If $(M_t)_{0\leq t<\infty}$ is continuous martingale and it is $L^1$ bounded, does it imply that quadratic variation $\langle M\rangle_\infty$ is finite a.s. ?
Asked
Active
Viewed 1,845 times
6
saz
- 123,507
chandu1729
- 3,871
-
I deleted my answer. A remark in Revuz-Yor says that a $L^1$ bounded martingale may not have integrable supremum. If you have that $M_t \log^+ M_t$ is bounded in $L^1$ then the expectation of the supremum is bounded and you can apply my argument. Maybe something more subtle is needed to prove the general case – Bunder Oct 17 '13 at 07:49
2 Answers
6
Yes, it does. I will flesh out what mike probably had in mind.
For $b > 0$, let $T_b = \inf\{t : |M_t| \ge b\}$. Since $M_t$ is continuous, for any $t$ we have $|M_{T_b \wedge t}| \le b$. Now $M_t^2 - \langle M \rangle_t$ is a martingale, so by optional stopping we have, for any $t$, $$E[\langle M \rangle_{T_b \wedge t}] = E[M_{T_b \wedge t}^2] \le b^2.$$
Letting $t \to \infty$ and using Fatou's lemma, we have $E[\langle M \rangle_{T_b}] \le b^2 < \infty$; in particular, $\langle M \rangle_\infty < \infty$ a.s. on $\{T_b = \infty\}$. (Note of course that $\langle M \rangle_t$ is an increasing process, so $\langle M \rangle_\infty$ makes sense.) So $\langle M \rangle_\infty < \infty$ almost surely on the event $A := \bigcup_{b \in \mathbb{N}} \{T_b = \infty\}$. But $A$ is precisely the event that $M_t$ is bounded (that there exists some $b$ which is never reached; here we have used continuity of $M_t$ again).
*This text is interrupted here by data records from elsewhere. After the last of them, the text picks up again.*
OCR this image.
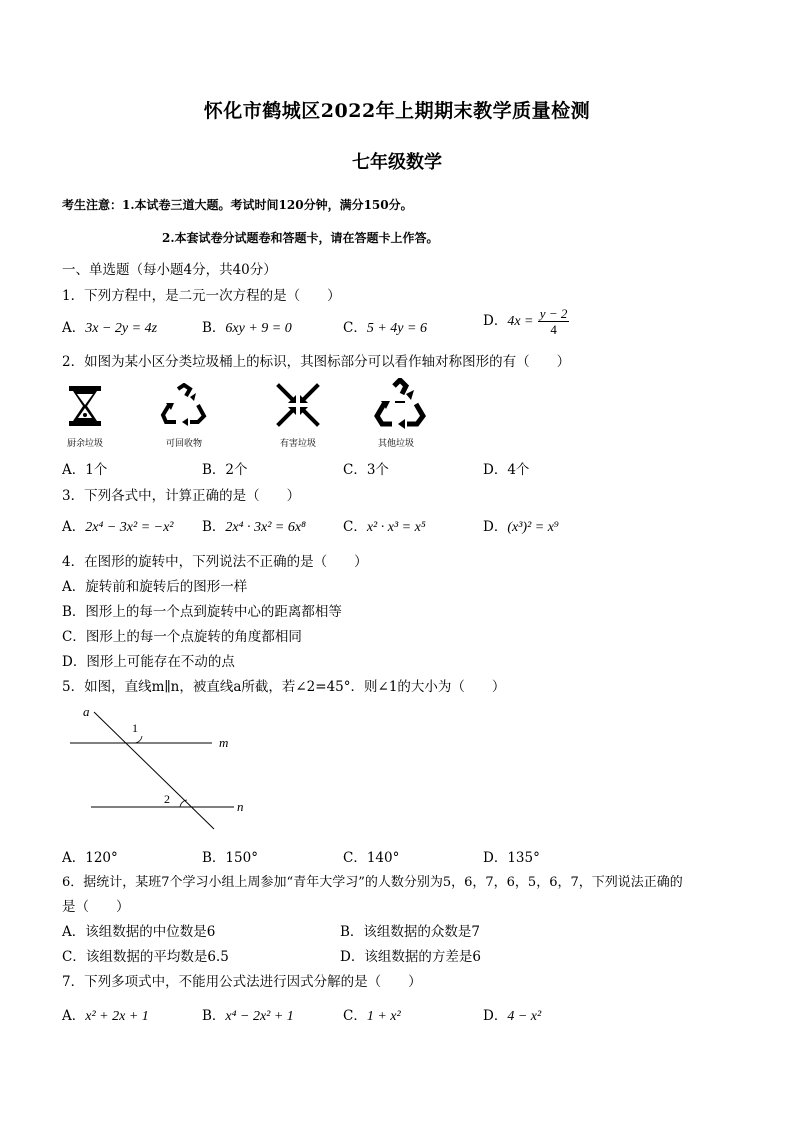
怀化市鹤城区2022年上期期末教学质量检测
七年级数学
考生注意：1.本试卷三道大题。考试时间120分钟，满分150分。
2.本套试卷分试题卷和答题卡，请在答题卡上作答。
一、单选题（每小题4分，共40分）
1．下列方程中，是二元一次方程的是（　　）
A．3x − 2y = 4z	B．6xy + 9 = 0	C．5 + 4y = 6	D．$4x = \frac{y - 2}{4}$
2．如图为某小区分类垃圾桶上的标识，其图标部分可以看作轴对称图形的有（　　）
厨余垃圾	可回收物	有害垃圾	其他垃圾
A．1个	B．2个	C．3个	D．4个
3．下列各式中，计算正确的是（　　）
A．2x⁴ − 3x² = −x² B．2x⁴ · 3x² = 6x⁸	C．x² · x³ = x⁵	D．(x³)² = x⁹
4．在图形的旋转中，下列说法不正确的是（　　）
A．旋转前和旋转后的图形一样
B．图形上的每一个点到旋转中心的距离都相等
C．图形上的每一个点旋转的角度都相同
D．图形上可能存在不动的点
5．如图，直线m∥n，被直线a所截，若∠2=45°．则∠1的大小为（　　）
a
m
n
1
2
A．120°	B．150°	C．140°	D．135°
6．据统计，某班7个学习小组上周参加“青年大学习”的人数分别为5，6，7，6，5，6，7，下列说法正确的
是（　　）
A．该组数据的中位数是6	B．该组数据的众数是7
C．该组数据的平均数是6.5	D．该组数据的方差是6
7．下列多项式中，不能用公式法进行因式分解的是（　　）
A．x² + 2x + 1	B．x⁴ − 2x² + 1	C．1 + x²	D．4 − x²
But $M_t$ is $L^1$ bounded, so by the martingale convergence theorem, $M_t$ converges almost surely. Thus $M_t$ is almost surely bounded, and we have $P(A) = 1$, which completes the proof.
Nate Eldredge
- 101,664
-
-
Nate Eldredge: Indeed very nice proof. Thank's I've learned something today. Best regards – TheBridge Oct 21 '13 at 08:54
-
Hi, may I ask why is $M_t^2 - \langle{M}\rangle_t$ a martingale? It doesn't seem to be true even if we consider discrete-time martingales. Let $X$ be a random variable such that $\mathbb{E}[|X|] < \infty$ but $\mathbb{E}[X^2] = \infty$. Then let $M_t = X$ for all $t$. Then clearly $M_t$ is a martingale which is $L^1$-bounded, but $M_t^2 - \langle{M}\rangle_t$ is not $L^1$ bounded, so it is not a martingale (of course in this case it's trivial that the quadratic variation is bounded, but I'm saying that your argument appears to break down). – Clement Yung Feb 14 '21 at 14:41
-
@ClementYung: I'm assuming here that $M_t$ is an $L^2$ martingale. This is normally assumed whenever you talk about quadratic variation, because you need $L^2$ for it to even make sense. So to be clear, we are assuming that each $E[M_t^2]$ is finite (but they could be unbounded in $t$), and that $\sup_t E[|M_t|] < \infty$ ($L^1$ bounded). And for $L^2$ martingales it is true that $M_t^2 - \langle M \rangle_t$ is a martingale; this is often taken as the definition of $\langle M \rangle_t$. – Nate Eldredge Feb 14 '21 at 15:55
1
yes, since it converges, being L1 bounded, its sample paths will be the same as those of the process stopped when you hit $\pm K$ for a large K with high probability, and so are the same, with high probability, as those of a $\mathbb L^2$ bounded martingale.
mike
- 1,319